Those of us who derive our income from tax preparation continue to face the challenges of fierce competition and seasonality. We know the tax business and how to operate profitably as we’ve always done. But we are now faced with unprecedented threats posed by legislation and technology. These new trends will radically change the way we’ve always done business. Strategic business planning has always been a good idea for every entrepreneur. However, for tax practitioners, planning is no longer optional–it is a necessity to prepare for the radical changes we face in the years ahead.
Why a Strategic Plan?
Why should you as an entrepreneur spend many hours of your scarce time developing a written strategic plan? After all, you have a vision for your company and your plan is in your head.
One good reason is to ensure that someone else can pick up the ball and run with it if something happens to you. But even with you in the picture, you should develop a written strategic business plan for the following reasons:
- The discipline of putting your plan in writing will force you to think through every aspect of our business, thereby enabling you to identify and clarify obstacles and opportunities, determine areas in which you need professional help, set goals, and refine strategies and tactics.

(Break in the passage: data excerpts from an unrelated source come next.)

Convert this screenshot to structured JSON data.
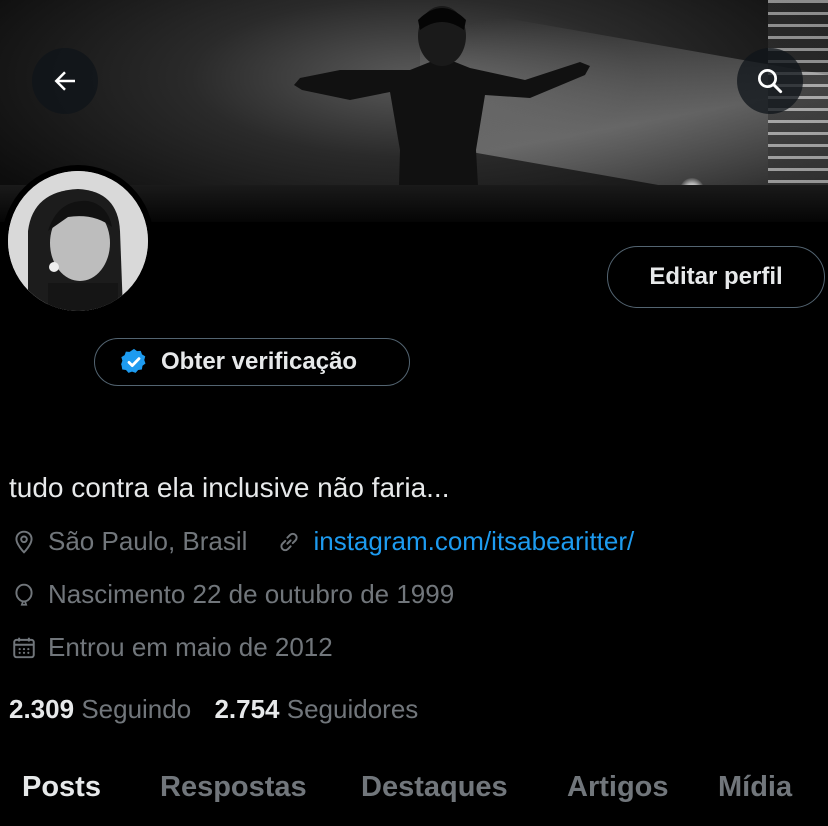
{
  "header": {
    "back_icon": "arrow-left-icon",
    "search_icon": "search-icon"
  },
  "profile": {
    "edit_label": "Editar perfil",
    "verify_label": "Obter verificação",
    "bio": "tudo contra ela inclusive não faria...",
    "location": "São Paulo, Brasil",
    "website": "instagram.com/itsabearitter/",
    "birth": "Nascimento 22 de outubro de 1999",
    "joined": "Entrou em maio de 2012",
    "following_count": "2.309",
    "following_label": "Seguindo",
    "followers_count": "2.754",
    "followers_label": "Seguidores"
  },
  "tabs": [
    {
      "label": "Posts"
    },
    {
      "label": "Respostas"
    },
    {
      "label": "Destaques"
    },
    {
      "label": "Artigos"
    },
    {
      "label": "Mídia"
    }
  ],
  "colors": {
    "background": "#000000",
    "text_primary": "#e7e9ea",
    "text_secondary": "#71767b",
    "link": "#1d9bf0",
    "verified_badge": "#1d9bf0",
    "border": "#536471"
  }
}
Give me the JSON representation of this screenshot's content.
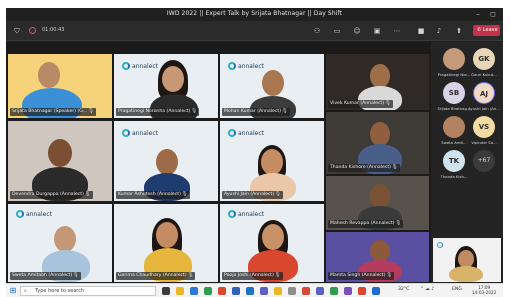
{
  "window": {
    "title": "IWD 2022 || Expert Talk by Srijata Bhatnagar || Day Shift",
    "minimize": "–",
    "maximize": "◻"
  },
  "toolbar": {
    "timer": "01:00:43",
    "leave_label": "Leave"
  },
  "tiles": [
    {
      "name": "Srijata Bhatnagar (Speaker) (G...",
      "bg": "#f6d37a"
    },
    {
      "name": "Pragatinegi Noronha (Annalect)",
      "bg": "#e8eef3"
    },
    {
      "name": "Mohan Kumar (Annalect)",
      "bg": "#eef2f5"
    },
    {
      "name": "Vivek Kumar (Annalect)",
      "bg": "#2f2a26"
    },
    {
      "name": "Devendra Durgappa (Annalect)",
      "bg": "#cfc7bf"
    },
    {
      "name": "Kumar Ashutosh (Annalect)",
      "bg": "#e9eef2"
    },
    {
      "name": "Ayushi Jain (Annalect)",
      "bg": "#e9eef2"
    },
    {
      "name": "Thanda Kishore (Annalect)",
      "bg": "#3e3a35"
    },
    {
      "name": "Mahesh Revappa (Annalect)",
      "bg": "#57524c"
    },
    {
      "name": "Sweta Amitabh (Annalect)",
      "bg": "#eef2f5"
    },
    {
      "name": "Garima Chaudhary (Annalect)",
      "bg": "#eef2f5"
    },
    {
      "name": "Pooja Joshi (Annalect)",
      "bg": "#eef2f5"
    },
    {
      "name": "Mamta Singh (Annalect)",
      "bg": "#5a4fa0"
    },
    {
      "name": "",
      "bg": "#f2f2f2"
    }
  ],
  "brand": {
    "logo_text": "annalect"
  },
  "side_panel": {
    "avatars": [
      {
        "initials": "",
        "label": "Pragatinegi Nor...",
        "color": "#c49a7a"
      },
      {
        "initials": "GK",
        "label": "Gauri Kukut...",
        "color": "#e8d6b8"
      },
      {
        "initials": "SB",
        "label": "Srijata Bhatnag...",
        "color": "#d9d3ea"
      },
      {
        "initials": "AJ",
        "label": "Ayushi Jain (An...",
        "color": "#f0d9c6"
      },
      {
        "initials": "",
        "label": "Sweta Amit...",
        "color": "#b28363"
      },
      {
        "initials": "VS",
        "label": "Vipinder Sa...",
        "color": "#f3dca0"
      },
      {
        "initials": "TK",
        "label": "Thanda Kish...",
        "color": "#cfe3ef"
      },
      {
        "initials": "+67",
        "label": "",
        "color": "#3a3a3a"
      }
    ]
  },
  "taskbar": {
    "search_placeholder": "Type here to search",
    "temperature": "32°C",
    "lang": "ENG",
    "time": "17:09",
    "date": "14-03-2022"
  }
}
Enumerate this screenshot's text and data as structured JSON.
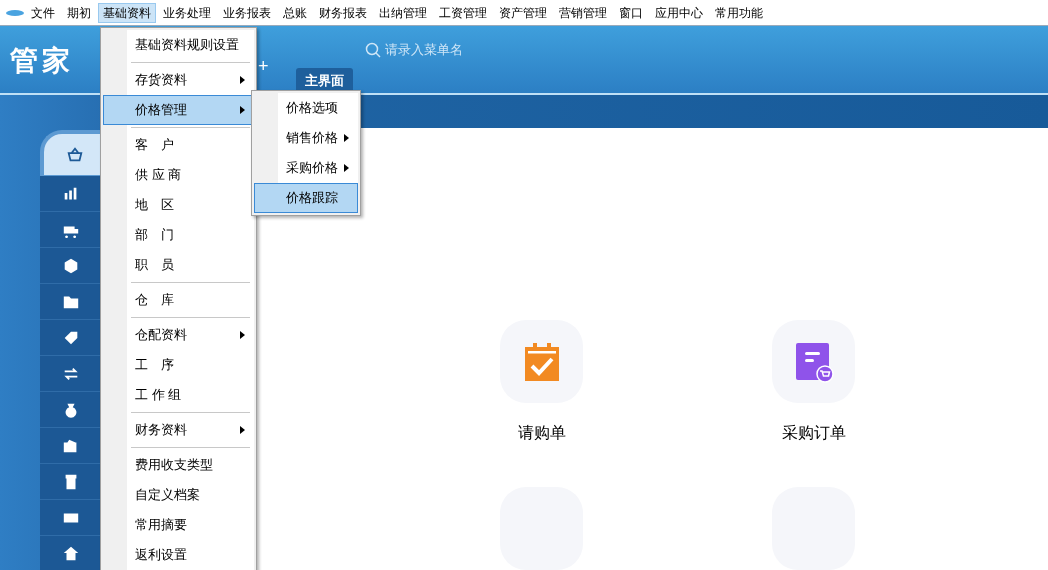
{
  "menubar": [
    {
      "label": "文件",
      "selected": false
    },
    {
      "label": "期初",
      "selected": false
    },
    {
      "label": "基础资料",
      "selected": true
    },
    {
      "label": "业务处理",
      "selected": false
    },
    {
      "label": "业务报表",
      "selected": false
    },
    {
      "label": "总账",
      "selected": false
    },
    {
      "label": "财务报表",
      "selected": false
    },
    {
      "label": "出纳管理",
      "selected": false
    },
    {
      "label": "工资管理",
      "selected": false
    },
    {
      "label": "资产管理",
      "selected": false
    },
    {
      "label": "营销管理",
      "selected": false
    },
    {
      "label": "窗口",
      "selected": false
    },
    {
      "label": "应用中心",
      "selected": false
    },
    {
      "label": "常用功能",
      "selected": false
    }
  ],
  "header": {
    "logo": "管家",
    "search": {
      "placeholder": "请录入菜单名"
    },
    "plus": "+",
    "tabs": [
      {
        "label": "主界面",
        "selected": true
      }
    ]
  },
  "sidebar": {
    "items": [
      {
        "selected": true
      },
      {
        "selected": false
      },
      {
        "selected": false
      },
      {
        "selected": false
      },
      {
        "selected": false
      },
      {
        "selected": false
      },
      {
        "selected": false
      },
      {
        "selected": false
      },
      {
        "selected": false
      },
      {
        "selected": false
      },
      {
        "selected": false
      },
      {
        "selected": false
      }
    ]
  },
  "dropdown": {
    "items": [
      {
        "kind": "item",
        "label": "基础资料规则设置",
        "submenu": false,
        "selected": false
      },
      {
        "kind": "separator"
      },
      {
        "kind": "item",
        "label": "存货资料",
        "submenu": true,
        "selected": false
      },
      {
        "kind": "item",
        "label": "价格管理",
        "submenu": true,
        "selected": true
      },
      {
        "kind": "separator"
      },
      {
        "kind": "item",
        "label": "客　户",
        "submenu": false,
        "selected": false
      },
      {
        "kind": "item",
        "label": "供 应 商",
        "submenu": false,
        "selected": false
      },
      {
        "kind": "item",
        "label": "地　区",
        "submenu": false,
        "selected": false
      },
      {
        "kind": "item",
        "label": "部　门",
        "submenu": false,
        "selected": false
      },
      {
        "kind": "item",
        "label": "职　员",
        "submenu": false,
        "selected": false
      },
      {
        "kind": "separator"
      },
      {
        "kind": "item",
        "label": "仓　库",
        "submenu": false,
        "selected": false
      },
      {
        "kind": "separator"
      },
      {
        "kind": "item",
        "label": "仓配资料",
        "submenu": true,
        "selected": false
      },
      {
        "kind": "item",
        "label": "工　序",
        "submenu": false,
        "selected": false
      },
      {
        "kind": "item",
        "label": "工 作 组",
        "submenu": false,
        "selected": false
      },
      {
        "kind": "separator"
      },
      {
        "kind": "item",
        "label": "财务资料",
        "submenu": true,
        "selected": false
      },
      {
        "kind": "separator"
      },
      {
        "kind": "item",
        "label": "费用收支类型",
        "submenu": false,
        "selected": false
      },
      {
        "kind": "item",
        "label": "自定义档案",
        "submenu": false,
        "selected": false
      },
      {
        "kind": "item",
        "label": "常用摘要",
        "submenu": false,
        "selected": false
      },
      {
        "kind": "item",
        "label": "返利设置",
        "submenu": false,
        "selected": false
      }
    ]
  },
  "submenu": {
    "items": [
      {
        "kind": "item",
        "label": "价格选项",
        "submenu": false,
        "selected": false
      },
      {
        "kind": "item",
        "label": "销售价格",
        "submenu": true,
        "selected": false
      },
      {
        "kind": "item",
        "label": "采购价格",
        "submenu": true,
        "selected": false
      },
      {
        "kind": "item",
        "label": "价格跟踪",
        "submenu": false,
        "selected": true
      }
    ]
  },
  "shortcuts": [
    {
      "kind": "requisition",
      "label": "请购单"
    },
    {
      "kind": "purchase-order",
      "label": "采购订单"
    }
  ]
}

- Communicating your vision to your associates is essential for them to make meaningful contributions to the business.
- Few lenders or investors will give you money unless you have a comprehensive written business plan.

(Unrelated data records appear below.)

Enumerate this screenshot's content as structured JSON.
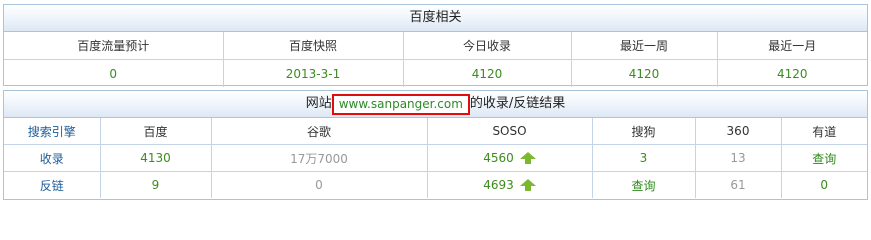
{
  "baidu": {
    "title": "百度相关",
    "headers": [
      "百度流量预计",
      "百度快照",
      "今日收录",
      "最近一周",
      "最近一月"
    ],
    "values": [
      "0",
      "2013-3-1",
      "4120",
      "4120",
      "4120"
    ]
  },
  "site": {
    "title_prefix": "网站",
    "url": "www.sanpanger.com",
    "title_suffix": "的收录/反链结果",
    "columns": [
      "搜索引擎",
      "百度",
      "谷歌",
      "SOSO",
      "搜狗",
      "360",
      "有道"
    ],
    "index_row": {
      "label": "收录",
      "baidu": "4130",
      "google": "17万7000",
      "soso": "4560",
      "sogou": "3",
      "so360": "13",
      "youdao": "查询"
    },
    "backlink_row": {
      "label": "反链",
      "baidu": "9",
      "google": "0",
      "soso": "4693",
      "sogou": "查询",
      "so360": "61",
      "youdao": "0"
    },
    "icons": {
      "trend": "up-arrow-icon"
    },
    "colors": {
      "up_arrow": "#7cb82f",
      "url_highlight": "#e10c0c",
      "value_green": "#3c8c1e"
    }
  }
}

Your business cannot remain static and survive; it must continue to grow or begin to atrophy and eventually die. In today’s ever-changing business environment, a long-range strategic plan is essential to ensure continuing growth and survival.
Writing Your Strategic Plan
You should start by designing an outline to fit the needs of your company, then research and write the plan section by section. You cannot delegate this project. As the CEO, you must be actively involved in the process. Only you, the entrepreneur, have the knowledge and vision necessary to develop a meaningful plan for your company. Yet you need objective input from others who are not as close to the business as you. Such input might be obtained by utilizing the free resources of your local college(s) to help you develop your strategic plan. Most business schools encourage the faculty to have their students work on real world business projects. This is a win-win scenario for the students, the companies, the college, and the community. The key to a successful project is the knowledge, dedication and teaching skill of the professor.
Developing a strategic business plan is no small task. But it’s a project that’s well worth your effort. A strategic plan, if it is properly done, can help to ensure your long-term survival and prosperity. As with any major project, planning is not so ominous when broken down into smaller tasks that can be completed one step at a time. The fastest way to finish something is to start. So what are you waiting for?